Continuando meu trabalho de escavação arqueológica em trabalhos antigos, para fazer uma lista dos textos relativos à política externa e relações internacionais do Brasil, deparo-me, de vez em quando, com alguns textos, sob forma de entrevista ou questionário, que foram respondidos bilateralmente e permaneceram "escondidos" desde então. Não tenho nenhum motivo para mantê-los reservados ainda, inclusive porque eles reproduzem exatamente o que eu pensava no momento da elaboração. As circunstâncias e a conjuntura podem ter mudado, fatos novos podem desmentir alguns dos argumentos, mas me parece útil expor aqui os textos, para ver o que se mantém e o que se tornou perempto. O texto abaixo foi para uma dissertação de mestrado numa universidade do sul do Brasil.
Entrevista sobre Política Externa no Governo Lula
Paulo Roberto de Almeida
Brasília, em 7 de maio de 2005
1. Qual sua visão sobre a OMC de
2000 até os dias atuais?
Em 2000, a OMC, que já tinha completado cinco anos de existência,
tinha sofrido um revés, com o fracasso da conferência ministerial de Seattle,
nos EUA, em novembro de 1999. Esse fracasso, assim como outros percalços que
ela possa ter tido nesse periodo de dez anos desde sua inauguração, não se deve
propriamente à OMC, e sim ao aspecto político do comportamento dos países
membros. Com efeito, a organização não pode, ela mesma, determinar suas
orientações e ênfases em matéria de liberalização do comércio internacional e
de criação, consolidação e respeito das normas relativas ao sistema
multilateral de comércio, como é o seu mandato constitutivo. Para isso, ela
depende da cooperação e da colaboração dos próprios países membros, que têm a
faculdade de fazer avançar ou deixar paralisados os trabalhos que a OMC conduz,
seja na administração dos acordos existentes, seja na negociação e
implementação de novos acordos. Se os países membros são pouco cooperativos,
seu trabalho ficará ipso facto paralisado. Se eles decidem avançar, ela
consegue, então cumprir seu mandato e seus ideais.
Em todo caso, minha visão sobre a OMC é eminentemente positiva,
pois ela consegue, ainda que a duras penas, fazer avançar, mesmo modesta e
lentamente, a causa da liberalização do comércio internacional. Já em novembro
de 2001, por exemplo, ela conseguir fazer aprovar na ministerial de Doha, um
mandato para a atual rodada de negociações, que incluia a discussão sobre
alguns dos temas mais importantes, e difíceis, do sistema multilateral de comércio,
como podem ser os das práticas de subvenção à produção e exportação de produtos
agrícolas, ademais da continuidade do trabalho em matéria de serviços,
anti-dumping, investimentos e outros mais.

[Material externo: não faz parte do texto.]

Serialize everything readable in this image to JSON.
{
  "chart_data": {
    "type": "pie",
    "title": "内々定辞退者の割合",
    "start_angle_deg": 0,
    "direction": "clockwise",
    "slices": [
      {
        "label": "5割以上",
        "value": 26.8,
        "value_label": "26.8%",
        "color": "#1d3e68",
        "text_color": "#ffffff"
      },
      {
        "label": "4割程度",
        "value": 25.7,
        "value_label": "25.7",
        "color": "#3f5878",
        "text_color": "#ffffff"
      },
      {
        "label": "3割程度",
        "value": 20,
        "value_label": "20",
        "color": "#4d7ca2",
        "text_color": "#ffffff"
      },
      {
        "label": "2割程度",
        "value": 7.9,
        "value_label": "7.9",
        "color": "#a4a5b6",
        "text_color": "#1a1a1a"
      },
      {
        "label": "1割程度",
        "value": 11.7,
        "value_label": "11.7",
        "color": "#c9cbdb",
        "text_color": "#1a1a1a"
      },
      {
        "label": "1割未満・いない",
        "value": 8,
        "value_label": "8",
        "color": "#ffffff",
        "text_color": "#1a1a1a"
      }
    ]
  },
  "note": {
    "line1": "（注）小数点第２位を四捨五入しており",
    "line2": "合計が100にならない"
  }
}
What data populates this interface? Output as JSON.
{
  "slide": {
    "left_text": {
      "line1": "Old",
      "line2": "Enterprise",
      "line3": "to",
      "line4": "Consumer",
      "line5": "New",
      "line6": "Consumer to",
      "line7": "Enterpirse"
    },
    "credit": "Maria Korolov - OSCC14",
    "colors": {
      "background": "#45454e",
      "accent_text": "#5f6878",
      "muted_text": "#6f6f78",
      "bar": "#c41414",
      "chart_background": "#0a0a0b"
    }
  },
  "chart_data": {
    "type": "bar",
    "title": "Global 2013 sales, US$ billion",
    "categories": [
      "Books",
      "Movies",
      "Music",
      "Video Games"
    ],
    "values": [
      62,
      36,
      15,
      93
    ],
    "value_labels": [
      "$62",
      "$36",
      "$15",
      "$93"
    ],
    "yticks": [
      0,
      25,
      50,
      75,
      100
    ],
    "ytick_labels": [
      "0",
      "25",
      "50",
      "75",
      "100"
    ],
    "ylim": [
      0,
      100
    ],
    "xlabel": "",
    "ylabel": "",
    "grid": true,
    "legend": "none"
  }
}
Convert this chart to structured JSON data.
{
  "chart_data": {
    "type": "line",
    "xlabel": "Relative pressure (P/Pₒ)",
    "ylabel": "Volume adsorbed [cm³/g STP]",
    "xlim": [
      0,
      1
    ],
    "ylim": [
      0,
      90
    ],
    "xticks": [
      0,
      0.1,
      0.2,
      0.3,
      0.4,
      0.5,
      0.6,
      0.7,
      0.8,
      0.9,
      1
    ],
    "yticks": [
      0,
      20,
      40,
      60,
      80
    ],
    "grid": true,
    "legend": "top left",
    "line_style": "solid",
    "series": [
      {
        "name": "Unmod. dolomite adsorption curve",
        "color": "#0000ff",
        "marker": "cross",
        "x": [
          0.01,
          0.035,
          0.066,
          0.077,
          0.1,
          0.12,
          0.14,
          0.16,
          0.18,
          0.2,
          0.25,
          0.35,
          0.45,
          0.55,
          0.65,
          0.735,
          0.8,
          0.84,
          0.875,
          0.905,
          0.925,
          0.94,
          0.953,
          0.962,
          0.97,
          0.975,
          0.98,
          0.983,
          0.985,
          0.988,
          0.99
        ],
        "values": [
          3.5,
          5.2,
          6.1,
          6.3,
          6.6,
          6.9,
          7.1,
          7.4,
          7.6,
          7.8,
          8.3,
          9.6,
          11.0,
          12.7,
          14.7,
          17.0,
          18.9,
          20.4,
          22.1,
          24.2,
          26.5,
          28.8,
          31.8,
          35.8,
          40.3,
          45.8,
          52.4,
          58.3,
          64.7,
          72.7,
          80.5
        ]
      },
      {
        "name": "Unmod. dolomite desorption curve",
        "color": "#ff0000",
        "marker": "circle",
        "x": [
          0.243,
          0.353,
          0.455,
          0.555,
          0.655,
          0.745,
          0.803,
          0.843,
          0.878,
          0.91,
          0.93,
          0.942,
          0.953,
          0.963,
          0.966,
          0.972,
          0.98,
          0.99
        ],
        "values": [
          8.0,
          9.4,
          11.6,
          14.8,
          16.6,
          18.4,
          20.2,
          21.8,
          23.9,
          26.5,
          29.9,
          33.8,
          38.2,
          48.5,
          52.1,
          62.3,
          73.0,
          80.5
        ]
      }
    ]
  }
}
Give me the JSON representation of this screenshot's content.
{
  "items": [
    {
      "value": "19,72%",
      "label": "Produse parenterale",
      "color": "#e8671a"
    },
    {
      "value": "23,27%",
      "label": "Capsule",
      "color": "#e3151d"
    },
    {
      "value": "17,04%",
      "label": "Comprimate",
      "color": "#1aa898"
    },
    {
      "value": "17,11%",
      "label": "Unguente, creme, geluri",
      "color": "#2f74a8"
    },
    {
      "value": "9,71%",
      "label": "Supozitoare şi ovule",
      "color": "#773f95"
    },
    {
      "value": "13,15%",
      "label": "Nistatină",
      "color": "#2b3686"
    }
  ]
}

A ministerial de Cancun, no México, em setembro de 2003, foi um
fracasso relativo, nãoa tanto devido ao capítulo agrícola – no qual o
Brasil atuou de modo inteligente, ao constituir o atual G-20, de países que se
opõem ao protecionismo e ao subvencionismo agrícolas –, mas mais devido a
problemas em outras áreas, como os chamados novos temas, ou a agenda de
Cingapura (investimentos, propriedade intelectual etc).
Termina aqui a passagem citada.